A University of Sydney review of the management of lower back pain (LBP) - the leading cause of disability worldwide - has found patients are more likely to be recommended yoga and exercise as treatment options.

"Until now, the recommended approach to help LBP in general practice was to prescribe simple pain medicines such as paracetamol or anti-inflammatories," said lead author Dr Adrian Traeger, researcher from the Musculoskeletal Health Group at the University's School of Public Health.
But the review shows there's been a "substantial change in thinking".

"If you have an uncomplicated case of recent-onset LBP, your doctor may now simply provide advice on how to remain active and non-drug methods for pain relief such as heat and massage, and arrange to see you in two weeks to make sure the pain has settled," said Dr Traeger.

"Everyone is aware of the opioid crisis, that's a global problem, so they are really trying to find a different approach to management that would not start with these prescription drugs."
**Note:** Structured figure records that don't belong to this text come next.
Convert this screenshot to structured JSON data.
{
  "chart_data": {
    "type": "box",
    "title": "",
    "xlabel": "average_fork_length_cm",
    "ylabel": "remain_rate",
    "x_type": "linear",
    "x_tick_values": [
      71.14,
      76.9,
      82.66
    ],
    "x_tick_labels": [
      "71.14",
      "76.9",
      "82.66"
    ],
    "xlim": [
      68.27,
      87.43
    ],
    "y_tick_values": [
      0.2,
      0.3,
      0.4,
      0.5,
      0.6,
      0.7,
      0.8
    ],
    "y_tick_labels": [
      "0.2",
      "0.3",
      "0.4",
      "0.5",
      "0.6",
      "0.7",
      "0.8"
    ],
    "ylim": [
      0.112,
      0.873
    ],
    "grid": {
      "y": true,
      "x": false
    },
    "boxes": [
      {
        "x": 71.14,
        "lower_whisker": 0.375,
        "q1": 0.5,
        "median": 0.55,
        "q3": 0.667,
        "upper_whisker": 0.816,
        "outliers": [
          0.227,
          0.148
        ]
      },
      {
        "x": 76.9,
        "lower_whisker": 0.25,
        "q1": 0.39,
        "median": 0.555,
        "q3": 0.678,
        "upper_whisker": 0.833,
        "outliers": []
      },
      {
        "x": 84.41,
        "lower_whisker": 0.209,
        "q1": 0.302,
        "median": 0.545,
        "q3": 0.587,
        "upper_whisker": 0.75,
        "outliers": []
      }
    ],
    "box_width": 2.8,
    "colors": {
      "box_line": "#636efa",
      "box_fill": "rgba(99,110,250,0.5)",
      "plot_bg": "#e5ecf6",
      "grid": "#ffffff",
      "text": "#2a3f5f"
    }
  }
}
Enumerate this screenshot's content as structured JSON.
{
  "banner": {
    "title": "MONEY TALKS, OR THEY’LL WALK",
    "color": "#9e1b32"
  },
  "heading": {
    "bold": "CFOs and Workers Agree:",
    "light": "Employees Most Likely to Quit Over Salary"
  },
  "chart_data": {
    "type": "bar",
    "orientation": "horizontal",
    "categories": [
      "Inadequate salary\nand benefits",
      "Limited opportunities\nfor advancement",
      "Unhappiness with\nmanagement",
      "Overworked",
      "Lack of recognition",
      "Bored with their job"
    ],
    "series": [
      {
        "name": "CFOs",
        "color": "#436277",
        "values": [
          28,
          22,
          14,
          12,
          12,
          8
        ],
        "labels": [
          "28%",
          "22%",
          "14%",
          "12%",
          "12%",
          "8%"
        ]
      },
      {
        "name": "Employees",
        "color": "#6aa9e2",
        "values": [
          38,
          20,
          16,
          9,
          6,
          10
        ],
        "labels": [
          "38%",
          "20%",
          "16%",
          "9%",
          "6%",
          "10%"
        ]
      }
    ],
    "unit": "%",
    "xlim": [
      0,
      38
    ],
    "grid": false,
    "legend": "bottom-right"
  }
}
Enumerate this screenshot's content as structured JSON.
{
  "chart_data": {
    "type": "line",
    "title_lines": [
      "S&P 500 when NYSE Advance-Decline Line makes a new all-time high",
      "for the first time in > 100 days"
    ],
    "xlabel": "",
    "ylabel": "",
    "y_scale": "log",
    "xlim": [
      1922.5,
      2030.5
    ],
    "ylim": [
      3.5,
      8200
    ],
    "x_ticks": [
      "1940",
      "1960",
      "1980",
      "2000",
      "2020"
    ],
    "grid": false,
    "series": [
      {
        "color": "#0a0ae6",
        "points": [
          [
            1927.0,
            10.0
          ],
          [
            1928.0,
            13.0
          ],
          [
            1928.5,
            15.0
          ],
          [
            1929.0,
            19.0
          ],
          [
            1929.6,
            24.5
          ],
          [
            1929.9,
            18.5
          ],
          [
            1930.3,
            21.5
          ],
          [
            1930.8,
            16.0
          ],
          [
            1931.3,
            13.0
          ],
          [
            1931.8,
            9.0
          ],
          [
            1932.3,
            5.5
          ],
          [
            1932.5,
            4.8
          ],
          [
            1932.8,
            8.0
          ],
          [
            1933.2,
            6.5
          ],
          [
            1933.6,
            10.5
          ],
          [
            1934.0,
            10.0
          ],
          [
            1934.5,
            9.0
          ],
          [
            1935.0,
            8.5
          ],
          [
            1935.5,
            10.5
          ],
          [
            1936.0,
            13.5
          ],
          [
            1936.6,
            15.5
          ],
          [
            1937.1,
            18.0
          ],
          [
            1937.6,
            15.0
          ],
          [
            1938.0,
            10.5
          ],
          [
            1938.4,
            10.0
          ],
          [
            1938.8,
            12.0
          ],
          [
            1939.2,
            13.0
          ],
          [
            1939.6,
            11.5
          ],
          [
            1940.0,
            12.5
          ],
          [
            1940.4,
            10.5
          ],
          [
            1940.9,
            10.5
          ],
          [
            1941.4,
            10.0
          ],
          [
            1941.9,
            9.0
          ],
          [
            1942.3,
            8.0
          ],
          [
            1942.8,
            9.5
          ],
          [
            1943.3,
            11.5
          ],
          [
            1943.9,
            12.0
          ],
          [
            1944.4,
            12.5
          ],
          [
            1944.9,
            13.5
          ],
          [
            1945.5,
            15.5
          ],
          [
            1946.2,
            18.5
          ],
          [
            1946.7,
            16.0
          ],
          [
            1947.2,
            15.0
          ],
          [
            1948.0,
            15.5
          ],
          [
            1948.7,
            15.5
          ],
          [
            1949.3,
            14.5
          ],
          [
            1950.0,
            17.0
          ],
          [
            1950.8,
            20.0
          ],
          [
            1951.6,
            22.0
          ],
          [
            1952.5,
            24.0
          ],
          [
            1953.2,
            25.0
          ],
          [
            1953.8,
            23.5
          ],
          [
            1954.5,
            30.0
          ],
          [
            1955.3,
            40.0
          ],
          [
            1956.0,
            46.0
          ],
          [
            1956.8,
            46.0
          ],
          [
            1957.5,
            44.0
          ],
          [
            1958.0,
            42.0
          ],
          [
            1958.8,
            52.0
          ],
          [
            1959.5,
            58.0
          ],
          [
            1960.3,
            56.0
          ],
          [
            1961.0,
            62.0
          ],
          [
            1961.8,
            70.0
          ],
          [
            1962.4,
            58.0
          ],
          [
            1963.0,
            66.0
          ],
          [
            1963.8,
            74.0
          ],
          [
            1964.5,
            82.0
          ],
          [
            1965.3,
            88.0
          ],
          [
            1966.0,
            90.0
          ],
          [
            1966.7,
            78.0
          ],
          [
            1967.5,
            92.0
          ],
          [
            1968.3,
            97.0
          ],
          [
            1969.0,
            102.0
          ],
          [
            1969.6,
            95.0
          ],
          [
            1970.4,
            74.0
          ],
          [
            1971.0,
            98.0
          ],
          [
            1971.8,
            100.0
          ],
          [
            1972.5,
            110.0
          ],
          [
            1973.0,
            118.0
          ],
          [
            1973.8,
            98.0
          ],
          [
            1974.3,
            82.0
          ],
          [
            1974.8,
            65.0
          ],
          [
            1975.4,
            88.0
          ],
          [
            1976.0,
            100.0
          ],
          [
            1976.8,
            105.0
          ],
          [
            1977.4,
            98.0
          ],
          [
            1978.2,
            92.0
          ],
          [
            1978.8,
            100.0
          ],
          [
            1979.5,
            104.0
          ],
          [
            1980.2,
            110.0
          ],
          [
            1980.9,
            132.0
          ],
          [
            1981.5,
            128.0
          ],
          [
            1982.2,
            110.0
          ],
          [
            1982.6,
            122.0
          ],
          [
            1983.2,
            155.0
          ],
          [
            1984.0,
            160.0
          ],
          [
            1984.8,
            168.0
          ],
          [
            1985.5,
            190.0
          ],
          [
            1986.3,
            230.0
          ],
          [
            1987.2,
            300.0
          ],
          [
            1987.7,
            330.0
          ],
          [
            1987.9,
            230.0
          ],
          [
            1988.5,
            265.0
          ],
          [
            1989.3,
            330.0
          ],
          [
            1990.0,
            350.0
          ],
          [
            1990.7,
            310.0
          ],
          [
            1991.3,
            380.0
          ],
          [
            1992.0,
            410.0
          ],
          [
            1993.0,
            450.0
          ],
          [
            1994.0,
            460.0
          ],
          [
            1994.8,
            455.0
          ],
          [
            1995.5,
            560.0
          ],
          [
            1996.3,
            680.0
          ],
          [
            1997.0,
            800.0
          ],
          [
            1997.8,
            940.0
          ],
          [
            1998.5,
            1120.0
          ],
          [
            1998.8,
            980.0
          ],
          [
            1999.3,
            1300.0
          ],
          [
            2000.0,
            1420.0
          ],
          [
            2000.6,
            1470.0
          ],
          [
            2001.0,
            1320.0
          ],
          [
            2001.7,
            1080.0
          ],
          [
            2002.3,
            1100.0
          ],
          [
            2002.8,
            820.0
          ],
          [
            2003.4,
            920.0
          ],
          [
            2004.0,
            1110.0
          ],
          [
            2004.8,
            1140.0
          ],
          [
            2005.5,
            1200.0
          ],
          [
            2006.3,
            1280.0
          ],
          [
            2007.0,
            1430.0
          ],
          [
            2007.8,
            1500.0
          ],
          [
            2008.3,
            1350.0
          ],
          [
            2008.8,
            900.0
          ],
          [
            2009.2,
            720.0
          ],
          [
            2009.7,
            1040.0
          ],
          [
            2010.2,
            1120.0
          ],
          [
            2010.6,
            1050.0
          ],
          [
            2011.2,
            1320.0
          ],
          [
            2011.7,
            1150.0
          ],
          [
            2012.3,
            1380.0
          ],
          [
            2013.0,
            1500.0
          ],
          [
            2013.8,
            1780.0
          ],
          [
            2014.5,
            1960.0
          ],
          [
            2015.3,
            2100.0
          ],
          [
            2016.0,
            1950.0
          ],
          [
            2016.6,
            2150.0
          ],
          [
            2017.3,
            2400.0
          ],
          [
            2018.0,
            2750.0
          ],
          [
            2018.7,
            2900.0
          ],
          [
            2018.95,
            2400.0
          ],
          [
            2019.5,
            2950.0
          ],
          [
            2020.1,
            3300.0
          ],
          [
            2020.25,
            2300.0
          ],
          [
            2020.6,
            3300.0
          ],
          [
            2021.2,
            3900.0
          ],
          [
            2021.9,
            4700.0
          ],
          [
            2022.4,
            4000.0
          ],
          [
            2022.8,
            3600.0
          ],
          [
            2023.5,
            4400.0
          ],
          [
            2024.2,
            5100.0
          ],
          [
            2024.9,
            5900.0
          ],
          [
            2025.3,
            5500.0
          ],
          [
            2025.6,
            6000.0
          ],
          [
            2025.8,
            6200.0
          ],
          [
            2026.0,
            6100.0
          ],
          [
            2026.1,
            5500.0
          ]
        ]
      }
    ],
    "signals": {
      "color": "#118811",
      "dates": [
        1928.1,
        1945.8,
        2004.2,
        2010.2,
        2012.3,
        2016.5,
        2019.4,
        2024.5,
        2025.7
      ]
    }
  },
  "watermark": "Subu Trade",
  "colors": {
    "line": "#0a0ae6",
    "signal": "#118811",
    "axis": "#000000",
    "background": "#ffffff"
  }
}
The guidelines for the UK's National Institute for Health and Care Excellence - released at the end of last year - and the American College of Physicians also discourage other invasive treatments such as injections and surgery.

There are currently no official National Health and Medical Research Council guidelines for the front line management of lower back pain management in Australia.

However Dr Evan Ackermann from the Royal Australian College of General Practitioners (RACGP) says a non-pharmalogical approach to LBP has already started to filter through here.

"That's where its be going for the last few years because most of the causes of lower back pain are mechanical, treatment is about movement and getting people mobile," he told AAP.

Dr Ackermann says only about five per cent of lower back pain presentations will be serious and for most patients strong painkillers are not the answer.

He says what patients should expect from their doctors is a full examination and evaluation to determine the underlying cause for the back pain.

"That's the critical thing," said Dr Ackermann.